La semaine du 10 au 14 juin 2024, quatre trésors de la Communauté Economique et Monétaire de l’Afrique centrale (Cemac) à l’exception de la République centrafricaine (RCA) et de la Guinée Equatoriale (GE) sont à la recherche de 119 milliards de Fcfa. Il s’agit du Cameroun (25 milliards de Fcfa), Congo (45 milliards de Fcfa), Tchad (40 milliards de Fcfa) et Gabon (9 milliards de Fcfa). Après un échec essuyé sur son émission de 15 milliards de Fcfa en OTA Obligations du trésor assimilable de 2 ans rémunérées à 6%, le Tchad revient avec une levée de 40 milliards de Fcfa avec les mêmes caractéristiques. A travers cette opération, le pays de Mahamat Idriss Deby espère collecter la totalité de cette enveloppe, lui qui n’avait mobilisé que 8,20 milliards sur 15 milliards de Fcfa sollicités il y’a deux semaines (soit un taux de couverture de 54,72%).
Et pourtant, le Tchad ne cesse de proposer des taux d’intérêts alléchants aux investisseurs sur ses émissions. Pour preuve, à fin mars 2024, il est déclaré deuxième meilleur client des investisseurs sur le marché monétaire de la Cemac. D’après les statistiques de l’institution d’émission monétaire (Beac), le pays a servi un taux d’intérêt global de 7,25% sur ses Bons de trésor assimilables (BTA) et 9,65% sur ses OTA.
En effet, au cours de la période mentionnée supra, la RCA bat le record de la rémunération des investisseurs sur les obligations, avec un taux d’intérêt moyen de 10,41%, contre 8,70% pour les bons, soit le plus élevé du marché. A côté de la Centrafrique, leader du marché en matière de rémunération des investisseurs et du Tchad, viennent le Cameroun, le Congo et le Gabon.

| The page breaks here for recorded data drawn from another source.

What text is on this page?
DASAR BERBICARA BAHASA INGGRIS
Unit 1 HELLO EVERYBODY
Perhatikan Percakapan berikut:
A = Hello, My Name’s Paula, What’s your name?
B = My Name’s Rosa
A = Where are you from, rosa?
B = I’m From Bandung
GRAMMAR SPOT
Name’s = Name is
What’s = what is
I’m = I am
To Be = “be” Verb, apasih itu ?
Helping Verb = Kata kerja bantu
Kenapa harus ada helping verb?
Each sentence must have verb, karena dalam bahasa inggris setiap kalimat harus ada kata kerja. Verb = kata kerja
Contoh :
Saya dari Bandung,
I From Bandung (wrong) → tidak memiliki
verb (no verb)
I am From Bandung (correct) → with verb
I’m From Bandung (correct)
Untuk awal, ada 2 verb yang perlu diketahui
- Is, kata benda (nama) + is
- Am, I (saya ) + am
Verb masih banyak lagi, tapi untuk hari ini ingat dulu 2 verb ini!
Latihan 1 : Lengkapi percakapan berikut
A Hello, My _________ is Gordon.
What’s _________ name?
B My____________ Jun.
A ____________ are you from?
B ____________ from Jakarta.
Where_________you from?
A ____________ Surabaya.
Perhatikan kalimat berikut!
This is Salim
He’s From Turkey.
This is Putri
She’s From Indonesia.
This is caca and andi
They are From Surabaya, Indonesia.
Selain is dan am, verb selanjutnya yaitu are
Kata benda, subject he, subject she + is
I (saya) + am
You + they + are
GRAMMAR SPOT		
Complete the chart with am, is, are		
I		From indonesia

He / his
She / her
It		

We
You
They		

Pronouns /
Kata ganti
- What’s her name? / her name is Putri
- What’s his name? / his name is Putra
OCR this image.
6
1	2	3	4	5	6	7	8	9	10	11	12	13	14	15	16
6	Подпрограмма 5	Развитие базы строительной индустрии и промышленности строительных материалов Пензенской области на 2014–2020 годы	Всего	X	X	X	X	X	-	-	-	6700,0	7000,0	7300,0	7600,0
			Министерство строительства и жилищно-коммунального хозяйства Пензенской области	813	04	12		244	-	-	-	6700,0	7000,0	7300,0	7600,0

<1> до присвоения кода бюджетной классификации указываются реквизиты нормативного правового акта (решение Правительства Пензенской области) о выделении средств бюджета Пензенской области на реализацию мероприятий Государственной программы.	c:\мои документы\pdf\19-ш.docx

A cette période, la Guinée Equatoriale n’est pas classée au hit-parade des meilleurs taux d’intérêt servis sur le marché.
Bien qu’ayant affiché le deuxième taux d’intérêt le plus élevé à fin mars 2024, le Tchad est classé troisième État le moins dynamique du marché derrière la Guinée Equatoriale et la RCA. Pour preuve, à fin septembre 2023, l’encours des levées de fonds de ce pays de la Cemac est de 848 milliards de Fcfa (12,5 % du total) contre 285,6 milliards de Fcfa (4,3 %) pour la Guinée Equatoriale et 202,9 milliards de Fcfa (3 %) pour la RCA. Malgré le durcissement de la politique monétaire de la Banque centrale visant à restreindre l’accès aux financements, caractérisé par la réduction de la liquidité dans le secteur bancaire, le marché des titres publics demeure vigoureux au 31 mars 2024. Une alternative de financement pour les Etats dont la somme des encours a atteint 6 624 milliards de Fcfa, soit une légère variation mensuelle de + 0,36 %.